Companies can choose bankruptcy when their creditors insist on payment and there is not enough cash on hand to pay. Chapter 11 is a form of bankruptcy wherein creditors are put on hold while the company reorganizes itself into a form that can be financially viable. The original creditors may be paid a fraction of the outstanding debt if any at all. Lawyers, accountants, and consultants earn big fees.
The Chapter 11 bankruptcy of a utility company is managed completely by a judge of the federal bankruptcy court. The court's primary duty is to protect creditors and only they must approve the plan of reorganization that allows a company to emerge from bankruptcy. Regulators, politicians, shareholders, employees, and customers are simply parties to the proceedings and have no real influence on the outcome. During the period of the proceedings, it is the judge that controls both the process and the utility's business.
As a result, the state turns over the total control of its major utility to a federal judge who has no responsibility to it. The final plan could include anything from a disposition of non-utility related assets and subsidiaries, an outright sale of the utility to the highest bidder including out-of-state companies, or severe rate increases that would probably be litigated up to the U. S. Supreme Court. (The possiblity of litigation related to rate increases is because bankruptcy law is far from clear as to whom has jurisdiction over electric rates during the pendency of the bankruptcy proceedings, leaving room for various jurisdictional battles.) The judge could also order the utility to stop spending money it does not have to purchase power, regardless if this causes power shortages.

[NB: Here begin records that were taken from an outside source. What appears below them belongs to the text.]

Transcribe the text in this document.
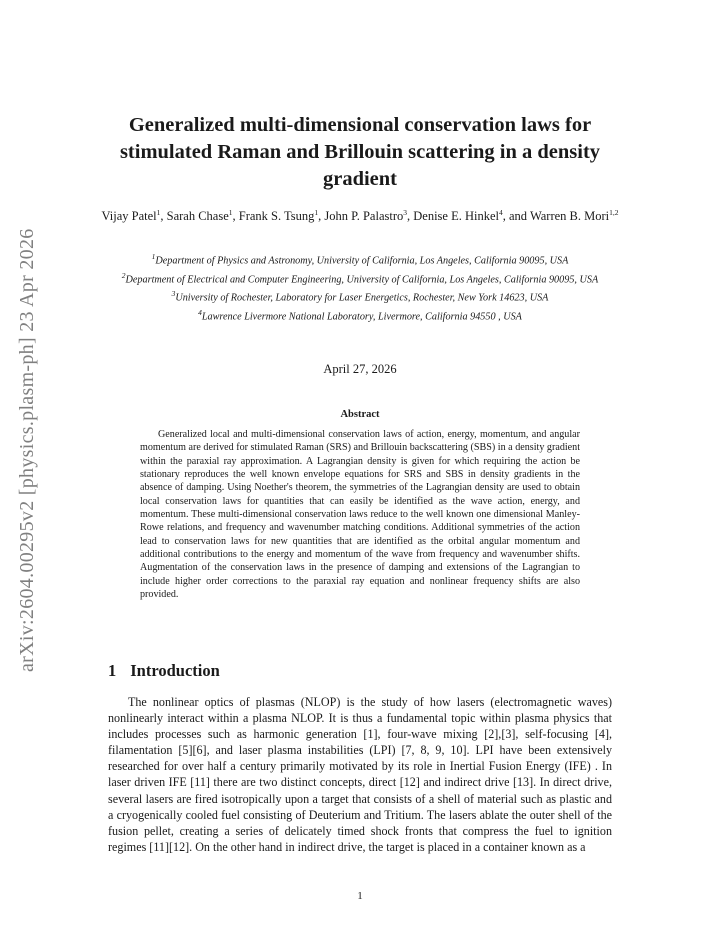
arXiv:2604.00295v2 [physics.plasm-ph] 23 Apr 2026
Generalized multi-dimensional conservation laws for stimulated Raman and Brillouin scattering in a density gradient
Vijay Patel$^1$, Sarah Chase$^1$, Frank S. Tsung$^1$, John P. Palastro$^3$, Denise E. Hinkel$^4$, and Warren B. Mori$^{1,2}$
$^1$Department of Physics and Astronomy, University of California, Los Angeles, California 90095, USA
$^2$Department of Electrical and Computer Engineering, University of California, Los Angeles, California 90095, USA
$^3$University of Rochester, Laboratory for Laser Energetics, Rochester, New York 14623, USA
$^4$Lawrence Livermore National Laboratory, Livermore, California 94550 , USA
April 27, 2026
Abstract
Generalized local and multi-dimensional conservation laws of action, energy, momentum, and angular momentum are derived for stimulated Raman (SRS) and Brillouin backscattering (SBS) in a density gradient within the paraxial ray approximation. A Lagrangian density is given for which requiring the action be stationary reproduces the well known envelope equations for SRS and SBS in density gradients in the absence of damping. Using Noether's theorem, the symmetries of the Lagrangian density are used to obtain local conservation laws for quantities that can easily be identified as the wave action, energy, and momentum. These multi-dimensional conservation laws reduce to the well known one dimensional Manley-Rowe relations, and frequency and wavenumber matching conditions. Additional symmetries of the action lead to conservation laws for new quantities that are identified as the orbital angular momentum and additional contributions to the energy and momentum of the wave from frequency and wavenumber shifts. Augmentation of the conservation laws in the presence of damping and extensions of the Lagrangian to include higher order corrections to the paraxial ray equation and nonlinear frequency shifts are also provided.
1 Introduction
The nonlinear optics of plasmas (NLOP) is the study of how lasers (electromagnetic waves) nonlinearly interact within a plasma NLOP. It is thus a fundamental topic within plasma physics that includes processes such as harmonic generation [1], four-wave mixing [2],[3], self-focusing [4], filamentation [5][6], and laser plasma instabilities (LPI) [7, 8, 9, 10]. LPI have been extensively researched for over half a century primarily motivated by its role in Inertial Fusion Energy (IFE) . In laser driven IFE [11] there are two distinct concepts, direct [12] and indirect drive [13]. In direct drive, several lasers are fired isotropically upon a target that consists of a shell of material such as plastic and a cryogenically cooled fuel consisting of Deuterium and Tritium. The lasers ablate the outer shell of the fusion pellet, creating a series of delicately timed shock fronts that compress the fuel to ignition regimes [11][12]. On the other hand in indirect drive, the target is placed in a container known as a
1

El Paso Electric Co. filed bankruptcy in January 1992 after regulators and politicians refused to grant the rate relief necessary to avoid it. Four years and $100 million in fees later, El Paso emerged from bankruptcy with a rate plan negotiated with the politicians, Texas regulators and creditors and a $1.2 billion public financing of new equity and debt. The rate plan implementing a long-term increase in electric rates was remarkably similar to the original compromise plan that El Paso was negotiating prior to the default and bankruptcy—the same plan that the politicians had refused. David H. Wiggs, Chairman and CEO of El Paso at the time summarizes this as follows: "In other words, the bankruptcy process added nothing but complication, time and huge expense."
So, to answer the original question, the only beneficiaries of such a bankruptcy are the creditors. The rest of us will likely be stuck with rate increases and taxpayer-funded debt relief. And the costs to be covered will have gone up by the amount of the costs of the bankruptcy proceedings. The problems of supply and demand will remain untouched. This does not seem to be in our best interest.
The best course of action is to abandon the game of chicken currently being played out between politicians, regulators, creditors, suppliers, and bankers. Admit that the current state of price-fixing is not workable and replace it with one that is. Retail prices must cover the supply and distribution costs and should encourage needed conservation.
Written: 1-2-2002. Revision: 5-15-2005.